We drive 45 minutes each way, from the hospital in Port-au-Prince to Gressier. It has been an eye-opening experience, since prior to this, I have only been between the hospital and hotel, a 5-minute drive.
* Everyone is sleeping outside. Everyone. Those who have their homes flattened, those whose homes have cracks, and all others. Everyone is afraid to sleep or work in any of the buildings until an official government engineer inspects a building and finds it safe to re-inhabit. This affects Port-Au-Prince and all the towns we passed on the way to Gressier. I suspect it affects the third of the country most heavily hit by the earthquake.
* Sleeping outside means that people are gathered together in tents to sleep. Tents are mostly sticks lashed together with sheets or towels or shirts stretched across. Sometimes, cardboard or tin or other materials are added to the mix. The tents are in large areas, such as parks or open spaces, all packed together. They are also pitched in small areas, such as the median strip of highways. Daily life goes on in front and within these tent areas — people wash their clothes and their children, prepare their meals and eat. There is little privacy, a luxury here.
* There seem to be increasing numbers of sturdy tents from NGOs. “Shelterbox” provides beautiful tents for families, and I am seeing more and more of them in some parts of Port-au-Prince. That is a great thing, because many fear the rainy season and the difficulties it will cause people who are in flimsy dirt-floor tents.

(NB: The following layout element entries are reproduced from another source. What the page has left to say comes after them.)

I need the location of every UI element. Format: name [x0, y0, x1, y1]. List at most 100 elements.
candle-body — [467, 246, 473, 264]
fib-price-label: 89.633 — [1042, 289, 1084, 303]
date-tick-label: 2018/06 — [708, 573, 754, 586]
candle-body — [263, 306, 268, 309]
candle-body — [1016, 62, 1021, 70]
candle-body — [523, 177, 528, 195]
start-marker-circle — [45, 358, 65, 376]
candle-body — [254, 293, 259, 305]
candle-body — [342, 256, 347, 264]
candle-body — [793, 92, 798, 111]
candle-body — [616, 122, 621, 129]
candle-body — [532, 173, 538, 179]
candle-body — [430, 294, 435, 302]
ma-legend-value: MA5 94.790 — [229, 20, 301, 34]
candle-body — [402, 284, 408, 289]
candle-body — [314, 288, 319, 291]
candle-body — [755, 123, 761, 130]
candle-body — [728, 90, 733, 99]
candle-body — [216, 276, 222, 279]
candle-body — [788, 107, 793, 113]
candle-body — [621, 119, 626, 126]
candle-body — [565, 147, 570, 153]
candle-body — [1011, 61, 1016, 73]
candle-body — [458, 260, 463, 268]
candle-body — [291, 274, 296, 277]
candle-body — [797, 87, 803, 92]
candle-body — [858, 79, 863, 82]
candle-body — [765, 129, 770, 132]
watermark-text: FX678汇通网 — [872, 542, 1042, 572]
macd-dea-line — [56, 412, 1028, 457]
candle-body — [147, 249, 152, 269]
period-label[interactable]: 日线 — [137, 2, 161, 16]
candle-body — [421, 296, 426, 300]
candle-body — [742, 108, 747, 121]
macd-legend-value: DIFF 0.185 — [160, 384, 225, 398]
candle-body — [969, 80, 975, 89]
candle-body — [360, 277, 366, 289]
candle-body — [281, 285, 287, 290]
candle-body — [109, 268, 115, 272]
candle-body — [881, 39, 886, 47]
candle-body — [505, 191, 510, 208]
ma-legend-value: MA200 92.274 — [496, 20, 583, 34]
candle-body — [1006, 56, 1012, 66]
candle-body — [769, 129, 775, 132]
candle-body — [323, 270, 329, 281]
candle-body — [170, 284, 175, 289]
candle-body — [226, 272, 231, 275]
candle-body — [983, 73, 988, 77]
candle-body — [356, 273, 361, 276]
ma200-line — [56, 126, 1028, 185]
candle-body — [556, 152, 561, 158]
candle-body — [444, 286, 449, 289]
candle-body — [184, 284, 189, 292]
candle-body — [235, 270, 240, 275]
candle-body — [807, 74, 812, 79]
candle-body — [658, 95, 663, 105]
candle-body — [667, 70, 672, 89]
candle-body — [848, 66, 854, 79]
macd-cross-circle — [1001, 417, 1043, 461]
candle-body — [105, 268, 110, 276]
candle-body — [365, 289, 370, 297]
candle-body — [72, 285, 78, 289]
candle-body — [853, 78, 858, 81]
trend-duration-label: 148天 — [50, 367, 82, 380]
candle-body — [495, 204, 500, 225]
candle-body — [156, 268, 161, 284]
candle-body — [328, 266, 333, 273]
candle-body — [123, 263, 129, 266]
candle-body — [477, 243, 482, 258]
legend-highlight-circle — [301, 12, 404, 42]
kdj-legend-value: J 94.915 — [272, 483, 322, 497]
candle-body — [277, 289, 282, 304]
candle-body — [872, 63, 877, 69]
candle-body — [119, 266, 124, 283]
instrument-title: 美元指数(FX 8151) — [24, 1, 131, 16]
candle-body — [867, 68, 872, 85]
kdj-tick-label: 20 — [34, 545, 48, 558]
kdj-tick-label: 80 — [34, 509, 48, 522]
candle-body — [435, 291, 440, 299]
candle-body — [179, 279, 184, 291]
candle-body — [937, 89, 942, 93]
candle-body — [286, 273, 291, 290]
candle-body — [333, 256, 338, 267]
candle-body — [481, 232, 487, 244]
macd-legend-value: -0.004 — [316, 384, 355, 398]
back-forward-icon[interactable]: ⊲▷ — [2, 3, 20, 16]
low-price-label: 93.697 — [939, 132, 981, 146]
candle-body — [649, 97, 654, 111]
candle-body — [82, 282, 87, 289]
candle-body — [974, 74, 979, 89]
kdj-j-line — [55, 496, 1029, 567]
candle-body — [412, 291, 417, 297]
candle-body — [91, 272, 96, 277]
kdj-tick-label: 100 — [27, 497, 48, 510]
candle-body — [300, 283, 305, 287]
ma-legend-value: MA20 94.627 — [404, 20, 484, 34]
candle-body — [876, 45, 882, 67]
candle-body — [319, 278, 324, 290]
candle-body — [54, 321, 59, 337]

* The condition of the roads, never very stellar in Haiti, is getting worse each day. As we drive to Gressier, our driver and translator exclaim periodically when we encounter a new split or depression in the road, probably caused by the frequent aftershocks. Says translator Denise, “the earthquake crashed the road more, and cut it worse.”
* An increasing problem: trash. Trash pick-up seems to be on hold as any large trucks and resources are dealing with the bigger issue of earthquake rubble. Meanwhile, people have nowhere to put the mounds of trash — plastic bottles, cartons, wrappers, etc. Haitians tend to use and reuse whatever they can, so there is much less trash per person here than in the U.S., but what is here is simply adding up and combining with the dirty water in the streets. We saw one whole street with a continuous mound of trash 6 feet wide and 4 feet high that went on and on. People climbed over it to get to the other side of the street. Children played along the edge, a public health problem brewing. This also makes driving difficult, as you have to weave around the trash piles, as well as slow down for the new cracks in the road and avoid other rubble and wires. (There was one tangle of wires hanging across a street we routinely travel. One day last week, it had dipped so low that there was a spark when our bus went under it and didn’t quite clear. The next day, the wires were removed, thank goodness.)
* Clean-up crews of citizens have taken to the street. Men and women, young and old. We saw hundreds with blue T-shirts, armed with shovels and brooms and wearing masks to protect their lungs from the thick dust that is in the air. By the end of the day, there was a visible improvement in the look of some neighborhoods. These crews are dealing with the small jobs along the side of the road and the walkways. These folks are doing all the work by hand. I have heard that this effort is funded by the UN or an NGO, but am not sure exactly who or what. Certainly someone has provided the shirts. Bigger machinery must come to remove the huge concrete slabs and chunks of concrete bricks from destroyed buildings.
* Crushed buildings seem fair game for scavengers. In these circumstances, people are struggling to survive, and they are willing to dig through rubble to pick up pieces of wire, wood, and other items that they will reuse.
* Food distribution is a tricky business. We pass one area where the UN and U.S. soldiers stand a few feet apart in a long line to provide security as the distribution occurs. Some programs are giving the food to the women to bring home to families. Once, there was a brewing protest — it seemed people didn’t like the method of distribution.
* Generally, a sort of daily life has somewhat returned. People are seen walking along the street, moving their wares to sell, bringing home food, children playing, etc. The streets we have seen are mostly quiet. There is no sense of violence or lack of safety that I have observed. One exception is when a foreigner sticks a camera out the window to snap a photo of people bathing or the tent camps, etc. Then there is usually an angry one or two people who yell in protest. Understandable.